The last command should show vllm:spec_decode_num_accepted_tokens_per_pos_total{position="0"} incrementing with each request. If that counter stays at zero, the usual culprits are (a) the bind-mount silently failed and the md5 won't match, or (b) the --speculative-config JSON is malformed and vLLM's startup log has a warning that the spec config was ignored.

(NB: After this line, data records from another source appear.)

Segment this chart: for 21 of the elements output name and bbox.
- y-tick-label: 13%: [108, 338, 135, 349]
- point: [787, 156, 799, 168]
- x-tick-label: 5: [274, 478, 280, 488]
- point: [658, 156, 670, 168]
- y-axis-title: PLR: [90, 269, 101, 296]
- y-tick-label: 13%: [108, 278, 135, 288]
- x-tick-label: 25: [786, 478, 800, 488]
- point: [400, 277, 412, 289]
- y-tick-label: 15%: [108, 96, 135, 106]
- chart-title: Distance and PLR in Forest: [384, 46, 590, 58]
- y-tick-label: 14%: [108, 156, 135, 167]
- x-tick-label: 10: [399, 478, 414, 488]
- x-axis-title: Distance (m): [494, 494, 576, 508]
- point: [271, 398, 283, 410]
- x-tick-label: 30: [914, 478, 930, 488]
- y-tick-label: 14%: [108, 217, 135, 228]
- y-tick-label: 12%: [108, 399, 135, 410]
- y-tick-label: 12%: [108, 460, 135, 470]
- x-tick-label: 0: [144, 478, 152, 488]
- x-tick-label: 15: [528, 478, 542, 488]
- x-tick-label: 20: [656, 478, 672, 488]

When n=1 isn't enough — three signals

  1. You want >52 tok/s. That's the ceiling on this body with this drafter. To get past it you have to deepen speculation, and deepening on an abliterated body requires retraining the drafter (we're running an EAGLE-3 fine-tune — Part 30 forthcoming)
  2. Your workload is Traditional Chinese-heavy. Gemma 4 sits at 46.30% on TMMLU+; Qwen 3.6 35B-A3B scored 75.07% (see the paired benchmark). For TC-heavy tasks, keep Qwen 3.6 as the primary — Gemma 4 is more useful for English brainstorming and image-gen prompts
  3. You're optimizing for batch throughput, not single-stream latency. This recipe is batch=1 latency. Real prod with batch≥4 needs different gpu-memory-utilization and max-num-batched-tokens settings — out of scope here

License and attribution

FAQ

Why a separate recipe post — couldn't this go in Part 28?
Part 28 is the mechanism post — it explains why deeper speculation collapses against an abliterated body, and the narrative is anchored on that bottleneck. This post is pure deploy: you don't have to understand the mechanism to follow the recipe and get +34% on your own box. The two posts are complements, not substitutes.
Can I just upgrade to vLLM v0.20.2 (the 2026-05-10 release) and get +34%?
No. PR #41745 (Gemma 4 MTP integration) merged into main on 2026-05-06, but v0.20.2 is a patch release cut from v0.20.1 (2026-05-04). GitHub's compare shows `behind_by: 39` — v0.20.2 does NOT contain #41745. Its release notes are four bug-fix bullets: DeepSeek V4 sparse-attn ×2, gpt-oss MXFP4 + torch.compile ×1, Qwen3-VL deepstack ×1. Either build vLLM from main, use a nightly image, or use the preview image + bind-mount path documented below.
Why not just run num_speculative_tokens=4?
Deeper speculation structurally collapses against an abliterated body — Part 28 has the per-position acceptance receipts (22pp drop per position). huihui at n=2/3/4 measures slower than n=1. n=1 is the only sweet spot on this body; don't push past it in production.
What if I want to go faster than 52 tok/s?
Two paths: (a) drop abliteration and run vanilla Gemma 4 + MTP n=4 → 108 tok/s (Part 27), or (b) fine-tune an EAGLE-3 drafter against the abliterated body's distribution so deeper speculation actually pays off. We're doing (b) — results will land in Part 30.